A finance ministry official said Vodafone had threatened arbitration against something that had not happened. He said the UK-based telecom company was presuming it might happen.
The official said the provision of the Bilateral Investment Promotion and Protection Agreement between India and the Netherlands, under which the notice was served, might not apply to the Vodafone tax case as the investment was routed through the Cayman Islands.
Officials asked why the company sought protection under the BIPA when it had maintained the deal happened outside India.
"The move is premature. The company has every right to take legal recourse, but can you serve a notice on the assumption that there would be a dispute?" asked an official.
The BIPA between India and the Netherlands came into force in December 1996.
When contacted, the company said Vodafone International Holdings BV was a company constituted under the laws of the Netherlands and, therefore, an investor as defined under article 1(d) of the treaty.
The ministry officials ruled out a softening of stance on the Finance Bill proposal to retrospectively amend section 9 of the Income Tax
On Tuesday, Vodafone's Dutch subsidiary, Vodafone International Holdings BV, had served a notice of dispute on the Indian government, asking it to abandon or amend retrospective aspects of the proposed Finance Bill 2012 or face arbitration proceedings.
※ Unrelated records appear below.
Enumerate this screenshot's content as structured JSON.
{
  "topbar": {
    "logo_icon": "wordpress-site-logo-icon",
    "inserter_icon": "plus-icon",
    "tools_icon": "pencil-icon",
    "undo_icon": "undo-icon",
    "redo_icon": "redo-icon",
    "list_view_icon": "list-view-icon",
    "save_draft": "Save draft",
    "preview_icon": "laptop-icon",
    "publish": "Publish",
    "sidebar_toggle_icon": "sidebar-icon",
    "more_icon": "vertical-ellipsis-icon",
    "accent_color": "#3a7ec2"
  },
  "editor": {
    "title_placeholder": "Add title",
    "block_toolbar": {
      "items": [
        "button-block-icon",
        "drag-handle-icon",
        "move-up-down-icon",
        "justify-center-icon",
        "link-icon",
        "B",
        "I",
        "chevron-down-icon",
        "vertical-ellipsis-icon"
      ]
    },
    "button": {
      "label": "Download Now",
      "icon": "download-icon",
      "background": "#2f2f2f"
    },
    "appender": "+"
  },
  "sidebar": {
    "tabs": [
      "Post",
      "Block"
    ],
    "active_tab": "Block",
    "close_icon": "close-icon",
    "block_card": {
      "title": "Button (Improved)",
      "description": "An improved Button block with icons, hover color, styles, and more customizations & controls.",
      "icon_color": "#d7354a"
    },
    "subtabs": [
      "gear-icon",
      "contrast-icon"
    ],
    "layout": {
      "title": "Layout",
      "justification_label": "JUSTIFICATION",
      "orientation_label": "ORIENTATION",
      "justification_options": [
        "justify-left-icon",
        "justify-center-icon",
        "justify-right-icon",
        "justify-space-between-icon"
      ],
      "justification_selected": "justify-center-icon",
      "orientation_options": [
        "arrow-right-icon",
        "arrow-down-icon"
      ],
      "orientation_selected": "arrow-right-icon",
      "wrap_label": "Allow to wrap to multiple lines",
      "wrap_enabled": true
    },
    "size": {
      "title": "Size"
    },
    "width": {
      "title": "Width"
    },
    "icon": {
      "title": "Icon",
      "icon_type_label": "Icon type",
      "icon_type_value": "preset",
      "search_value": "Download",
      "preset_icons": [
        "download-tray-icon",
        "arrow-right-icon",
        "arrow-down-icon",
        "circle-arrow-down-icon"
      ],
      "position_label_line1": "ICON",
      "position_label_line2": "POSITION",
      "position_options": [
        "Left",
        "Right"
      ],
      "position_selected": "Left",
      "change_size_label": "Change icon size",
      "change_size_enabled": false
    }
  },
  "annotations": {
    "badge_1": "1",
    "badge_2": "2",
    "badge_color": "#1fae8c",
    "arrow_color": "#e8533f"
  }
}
"Vodafone would prefer to reach an amicable solution to this matter.
"However, if the Indian government is not willing to do so, Vodafone will take whatever steps are necessary to protect its shareholders' interests, including commencing investment treaty arbitration proceedings," the company had said in a press release.
The proposals of the Finance Bill are yet to be cleared by Parliament, but indications are the government would stick to its stand and not roll them back under pressure from Vodafone.
Though the government has never said the retrospective amendments were proposed to tax Vodafone after the Supreme Court verdict went in the company's favour, it is widely believed its Rs 11,000-crore (Rs 110-billion) tax demand would be revived after the Bill's passage.
Before such a matter is taken to an international court, six months are given to the parties involved to resolve the matter amicably.
In this case, the government has six months to respond to the notice.
The official said Vodafone could have extended the window to pre-empt the possibility of a tax demand.